It’s a debate that refuses to go away and it’s back in the news: should we use carbon taxes or carbon trading to bring greenhouse gas emissions down? For anyone around before the start of the EU emissions trading system (ETS) 15 years ago, or who has followed the endless post-referendum discussions on how to replace it, this feels like a particularly geeky sort of Groundhog Day.
At its most theoretical level, the choice is whether to use a tax where the carbon price is set upfront without any guarantee about the emissions cuts it will achieve. Or whether to use an ETS, where the price of an allowance to emit a tonne of carbon dioxide might vary, but collective annual emissions are capped and must fall progressively over time.
Of course, the debate is more complicated than that. The EU ETS, which covers the energy and aviation sectors and other large industrial emitters, was successful from the start at keeping emissions below a cap. However, a generous cap, the 2008 recession and an option to import cheap overseas offsets into the scheme resulted in a huge oversupply of free allowances that crashed the price. This weakened the drive to cut carbon. The scheme has been progressively tweaked over the years, making it increasingly complicated, to try and overcome this and other issues.
A UK trading scheme, aligned with the EU’s, now looks hard to achieve
Until recently, the intention was to create a trading scheme for the UK that, over time, would be integrated with the EU ETS, retaining the market driven approach, with as large a market as possible, and ensuring a continued level playing field with EU competitors. However, this now looks hard to achieve and some want a fresh approach using a carbon tax. Much of the appeal of this is that a tax looks simple by comparison. Its behaviour and revenues would also be more predictable than a standalone UK-only ETS with a much smaller market than the EU’s scheme.

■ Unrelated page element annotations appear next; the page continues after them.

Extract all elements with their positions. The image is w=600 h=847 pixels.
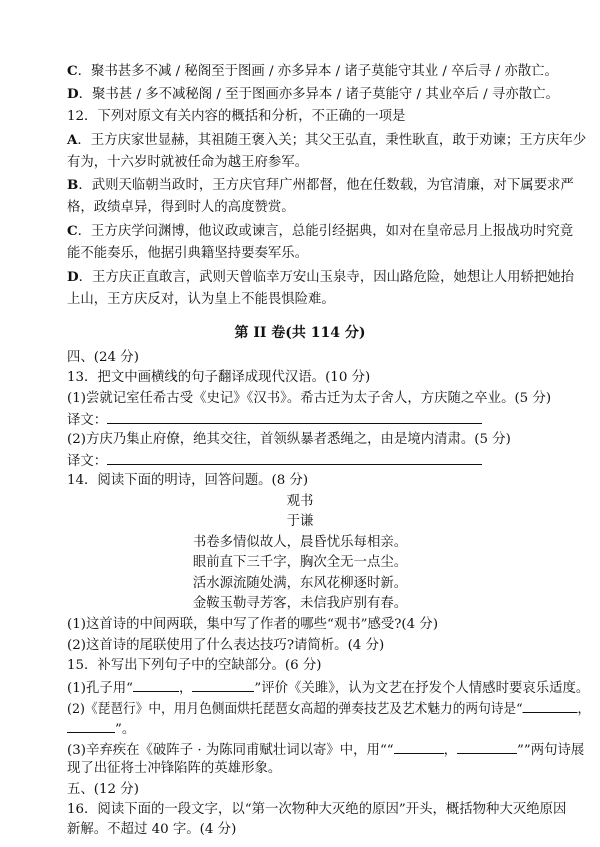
part2-title: 第 II 卷(共 114 分)	[234, 325, 366, 342]
q16-stem: 16．阅读下面的一段文字，以“第一次物种大灭绝的原因”开头，概括物种大灭绝原因	[67, 802, 567, 817]
q15-sub-3-cont: 现了出征将士冲锋陷阵的英雄形象。	[67, 761, 282, 776]
section-5-heading: 五、(12 分)	[67, 782, 139, 797]
q13-answer-line-1: 译文：	[67, 410, 482, 430]
q15-sub-2-cont: ”。	[67, 719, 135, 739]
q16-stem-cont: 新解。不超过 40 字。(4 分)	[67, 822, 237, 837]
fill-blank[interactable]	[67, 719, 115, 733]
q13-answer-line-2: 译文：	[67, 451, 482, 471]
poem-author: 于谦	[286, 514, 314, 529]
fill-blank[interactable]	[133, 678, 179, 692]
poem-line: 活水源流随处满，东风花柳逐时新。	[192, 576, 408, 591]
q15-sub-1: (1)孔子用“ ， ”评价《关雎》，认为文艺在抒发个人情感时要哀乐适度。	[67, 678, 589, 698]
option-12b-cont: 格，政绩卓异，得到时人的高度赞赏。	[67, 200, 295, 216]
option-12c-cont: 能不能奏乐，他据引典籍坚持要奏军乐。	[67, 246, 309, 262]
fill-blank[interactable]	[523, 699, 578, 713]
q13-sentence-1: (1)尝就记室任希古受《史记》《汉书》。希古迁为太子舍人，方庆随之卒业。(5 分)	[67, 391, 552, 406]
fill-blank[interactable]	[394, 740, 444, 754]
section-4-heading: 四、(24 分)	[67, 350, 139, 365]
fill-blank[interactable]	[457, 740, 517, 754]
fill-blank[interactable]	[192, 678, 254, 692]
q13-stem: 13．把文中画横线的句子翻译成现代汉语。(10 分)	[67, 370, 371, 385]
option-11c: C．聚书甚多不减 / 秘阁至于图画 / 亦多异本 / 诸子莫能守其业 / 卒后寻 / 亦散亡。	[67, 63, 558, 79]
option-12b: B．武则天临朝当政时，王方庆官拜广州都督，他在任数载，为官清廉，对下属要求严	[67, 177, 574, 194]
option-11d: D．聚书甚 / 多不减秘阁 / 至于图画亦多异本 / 诸子莫能守 / 其业卒后 / 寻亦散亡。	[67, 85, 559, 102]
q14-sub-2: (2)这首诗的尾联使用了什么表达技巧?请简析。(4 分)	[67, 638, 385, 653]
poem-line: 金鞍玉勒寻芳客，未信我庐别有春。	[192, 596, 408, 611]
option-12c: C．王方庆学问渊博，他议政或谏言，总能引经据典，如对在皇帝忌月上报战功时究竟	[67, 223, 574, 240]
q15-sub-2: (2)《琵琶行》中，用月色侧面烘托琵琶女高超的弹奏技艺及艺术魅力的两句诗是“ ，	[67, 699, 590, 719]
option-12d-cont: 上山，王方庆反对，认为皇上不能畏惧险难。	[67, 291, 335, 307]
poem-line: 眼前直下三千字，胸次全无一点尘。	[192, 555, 408, 570]
option-12a: A．王方庆家世显赫，其祖随王褒入关；其父王弘直，秉性耿直，敢于劝谏；王方庆年少	[67, 131, 587, 148]
q14-sub-1: (1)这首诗的中间两联，集中写了作者的哪些“观书”感受?(4 分)	[67, 617, 439, 632]
translation-answer-blank-2[interactable]	[107, 451, 482, 465]
option-12a-cont: 有为，十六岁时就被任命为越王府参军。	[67, 154, 309, 170]
poem-line: 书卷多情似故人，晨昏忧乐每相亲。	[192, 535, 408, 550]
q13-sentence-2: (2)方庆乃集止府僚，绝其交往，首领纵暴者悉绳之，由是境内清肃。(5 分)	[67, 432, 511, 447]
q12-stem: 12．下列对原文有关内容的概括和分析，不正确的一项是	[67, 108, 406, 124]
poem-title: 观书	[286, 494, 314, 509]
translation-answer-blank-1[interactable]	[107, 410, 482, 424]
option-12d: D．王方庆正直敢言，武则天曾临幸万安山玉泉寺，因山路危险，她想让人用轿把她抬	[67, 269, 575, 285]
q15-stem: 15．补写出下列句子中的空缺部分。(6 分)	[67, 658, 322, 673]
q15-sub-3: (3)辛弃疾在《破阵子 · 为陈同甫赋壮词以寄》中，用““ ， ””两句诗展	[67, 740, 584, 760]
q14-stem: 14．阅读下面的明诗，回答问题。(8 分)	[67, 473, 309, 488]
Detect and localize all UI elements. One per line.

Both options could be expanded to other sectors, but this might be easier for a tax, and it might also be easier to integrate a tax with some kind of future carbon border adjustment mechanism that levies carbon charges on imports to ensure UK producers are not disadvantaged by the UK’s carbon price.
The Treasury’s tax proposal is far from simple
However, the carbon tax the Treasury has drawn up as an alternative to emissions trading is already far from simple. Industrial emitters deemed to be at risk of competitive disadvantage internationally, as a result of the scheme, will only be taxed on the emissions they produce over a certain benchmark level. For now, the benchmark proposed is the same level used to decide free allocation for at risk industries in the EU ETS. The carbon price would initially track the EU ETS price to maintain a level playing field, with adjustments possible if the EU’s price fluctuates unexpectedly. A new reward measure has also been proposed to address the fact that industrial emitters no longer receiving free allowances will not have anything to sell if they reduce their emissions below the level at which the tax ceases.
The complexity of the EU ETS and its long term targets have helped to insulate it from daily politics. A carbon tax, by comparison, is much more open to lobbying and political pressure, with the parallels to the fuel duty escalator hard to ignore. This is a different situation to the fuel duty in that a carbon tax is more explicit and targeted at sectors used to this kind of measure. Nevertheless, carbon prices are passed through to households in their electricity bills and it’s hard to imagine that struggling industries won’t ask for some kind of relief in future. All of this will make it harder for businesses to invest in emissions reductions with any certainty about their financial rewards.
Good design and no political interference are what matters
It might be tempting, and makes good headlines, to see this as a tussle between the Treasury, which would administer a carbon tax, and BEIS, which is responsible for action on climate change, over which measure should be applied, but the reality is that either option could be effective if designed well, and if political interference is avoided.
An independent mechanism for overseeing prices, both in terms of future links to the EU ETS and long term direction, is needed to make sure carbon pricing is kept away from politics. And UK officials should keep working on a carbon border adjustment, as the EU is doing, so that all sectors can eventually be subject to the full carbon price.
A cool headed look at expansion to other sectors is needed to ensure more consistent carbon pricing across the economy. This could also increase the size of a UK ETS market. At the very least, aviation must be included, removing the uncertainty in its future status created by the Treasury’s new tax proposals.
Incentives to invest will still be needed
It’s important too to be realistic about what can be achieved by carbon pricing. However strong and predictable it is, companies could still struggle to invest if it takes longer than a couple of years to generate savings. To address this, revenues from either a tax or allowance sales should be recycled to provide investment incentives in potential game changing solutions, like carbon capture and storage. And there also needs to be a strong market for lower carbon products and services, driven by regulatory standards on sectors such as construction.
Finally, and most importantly, the government should get on with making a decision. It’s astonishing that we’re still debating this four years since the referendum and only months before something needs to be in place. Whatever the outcome, I’d like to think we won’t be back here again in years to come. But I wouldn’t put money on it.